Corrects tous les deux

L’origine du mot canette, que certains écrivent cannette, est complexe. Au milieu du 19e siècle, il s’agissait d’une petite bouteille en verre contenant de la bière ou du jus. Par la suite, avec la popularisation de la vente d’eau gazeuse et de bière en boite de conserve (can en anglais), le terme a connu une seconde vie. Le mot canette, répandu aujourd’hui au Québec et en France, désigne maintenant une petite boite métallique contenant une boisson.

Arachide / Cacahouète

Québec : arachide. France : cacahouète.

Au Québec, de même qu’en Afrique, le mot le plus couramment employé pour désigner ce fruit est arachide, qui est féminin (ex. des arachides salées). Le beurre d’arachide (qui s’écrit également beurre d’arachides avec s) est un produit courant depuis longtemps en Amérique du Nord. En langage familier, les Québécois disent aussi pinotte (du mot anglais peanut). En France, on utilise plutôt cacahouète ou cacahuète, qui se prononce toujours kaka-ouète. Au Québec, pistache est encore parfois employé au sens d’arachide, mais y est considéré comme vieilli dans ce sens.

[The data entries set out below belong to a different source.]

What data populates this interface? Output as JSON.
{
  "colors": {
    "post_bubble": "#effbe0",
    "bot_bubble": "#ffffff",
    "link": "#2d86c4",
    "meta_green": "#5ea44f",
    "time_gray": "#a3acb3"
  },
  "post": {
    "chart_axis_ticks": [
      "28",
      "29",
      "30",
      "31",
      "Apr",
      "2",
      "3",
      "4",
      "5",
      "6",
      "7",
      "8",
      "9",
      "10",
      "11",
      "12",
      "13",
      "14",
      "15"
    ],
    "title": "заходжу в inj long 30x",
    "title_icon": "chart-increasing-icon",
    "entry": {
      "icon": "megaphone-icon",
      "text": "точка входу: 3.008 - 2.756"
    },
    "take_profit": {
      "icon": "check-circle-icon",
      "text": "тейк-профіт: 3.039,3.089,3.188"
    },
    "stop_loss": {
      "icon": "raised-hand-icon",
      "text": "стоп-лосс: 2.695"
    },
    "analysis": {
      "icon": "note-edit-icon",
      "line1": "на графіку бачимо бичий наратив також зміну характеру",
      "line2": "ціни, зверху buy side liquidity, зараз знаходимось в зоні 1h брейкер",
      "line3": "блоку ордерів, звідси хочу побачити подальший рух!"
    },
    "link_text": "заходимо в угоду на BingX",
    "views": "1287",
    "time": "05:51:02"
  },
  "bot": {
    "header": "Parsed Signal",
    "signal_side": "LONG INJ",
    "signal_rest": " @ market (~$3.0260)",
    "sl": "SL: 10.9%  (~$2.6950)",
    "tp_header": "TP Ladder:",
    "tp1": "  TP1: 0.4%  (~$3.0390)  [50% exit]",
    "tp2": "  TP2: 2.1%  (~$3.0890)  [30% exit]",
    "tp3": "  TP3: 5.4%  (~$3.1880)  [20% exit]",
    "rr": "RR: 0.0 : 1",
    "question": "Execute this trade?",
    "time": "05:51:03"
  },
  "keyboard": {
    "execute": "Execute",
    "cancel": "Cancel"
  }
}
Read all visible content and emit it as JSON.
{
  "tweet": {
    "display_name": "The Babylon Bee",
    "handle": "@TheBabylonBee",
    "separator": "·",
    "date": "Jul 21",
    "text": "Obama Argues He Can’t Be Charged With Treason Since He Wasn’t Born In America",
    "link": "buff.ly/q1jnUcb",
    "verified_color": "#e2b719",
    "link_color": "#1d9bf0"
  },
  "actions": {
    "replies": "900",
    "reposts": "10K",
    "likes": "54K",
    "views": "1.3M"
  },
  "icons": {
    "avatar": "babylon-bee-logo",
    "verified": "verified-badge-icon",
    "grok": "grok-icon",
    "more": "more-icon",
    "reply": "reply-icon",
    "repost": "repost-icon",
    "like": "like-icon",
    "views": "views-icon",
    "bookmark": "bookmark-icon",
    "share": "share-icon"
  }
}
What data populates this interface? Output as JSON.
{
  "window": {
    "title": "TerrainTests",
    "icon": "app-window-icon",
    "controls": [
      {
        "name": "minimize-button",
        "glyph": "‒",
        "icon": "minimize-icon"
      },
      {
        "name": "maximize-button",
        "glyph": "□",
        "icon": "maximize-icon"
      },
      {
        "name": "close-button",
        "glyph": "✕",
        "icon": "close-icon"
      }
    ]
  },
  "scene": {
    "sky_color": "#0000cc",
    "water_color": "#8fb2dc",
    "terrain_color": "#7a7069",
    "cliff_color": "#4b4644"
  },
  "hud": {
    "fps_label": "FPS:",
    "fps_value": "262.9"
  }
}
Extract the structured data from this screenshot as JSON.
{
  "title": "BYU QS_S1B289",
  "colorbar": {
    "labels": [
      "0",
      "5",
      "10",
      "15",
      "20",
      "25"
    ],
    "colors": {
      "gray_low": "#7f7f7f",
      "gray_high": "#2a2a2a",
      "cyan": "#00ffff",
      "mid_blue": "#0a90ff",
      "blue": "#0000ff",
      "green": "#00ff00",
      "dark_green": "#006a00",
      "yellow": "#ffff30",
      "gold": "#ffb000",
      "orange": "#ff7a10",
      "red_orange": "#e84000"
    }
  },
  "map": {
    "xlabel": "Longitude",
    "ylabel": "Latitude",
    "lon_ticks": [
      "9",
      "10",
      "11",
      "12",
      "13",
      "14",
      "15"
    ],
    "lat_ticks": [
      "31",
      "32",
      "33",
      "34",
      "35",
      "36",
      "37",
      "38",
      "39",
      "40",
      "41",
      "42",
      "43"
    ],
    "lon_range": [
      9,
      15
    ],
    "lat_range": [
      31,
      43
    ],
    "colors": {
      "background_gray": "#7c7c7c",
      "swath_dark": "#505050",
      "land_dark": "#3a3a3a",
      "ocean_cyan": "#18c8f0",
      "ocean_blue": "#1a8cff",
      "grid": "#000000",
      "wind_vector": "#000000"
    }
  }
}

Des questions tabou / Des questions taboues

Corrects tous les deux

La tendance actuelle est de traiter le mot tabou comme un simple adjectif. Donc de l’accorder en genre et en nombre avec le nom auquel il se rapporte. Mais le sujet n’est pas clos. Certains estiment encore qu’il s’agit d’un nom et qu’il doit rester invariable comme minceur dans l’expression des crèmes minceur.

Des pare-brise / Des pare-brises / Des parebrises

Corrects tous les trois

Les plus traditionalistes des rédactrices et des rédacteurs écrivent des pare-brise en laissant le mot brise invariable. Les tenants de la nouvelle orthographe écrivent un pare-brise, des pare-brises. Quant aux plus modernes des langagistes, ils écrivent un parebrise, des parebrises, en soudant le nom et en ajoutant un s final au pluriel. C’est la forme la plus simple.

Maint ouvrage le dit / Maints ouvrages le disent

Corrects tous les deux

Les adjectifs maint et maints, qui désignent tous les deux un grand nombre, s’emploient indifféremment au singulier ou au pluriel. Ils sont considérés comme littéraires, sauf dans quelques expressions courantes comme maintes et maintes fois.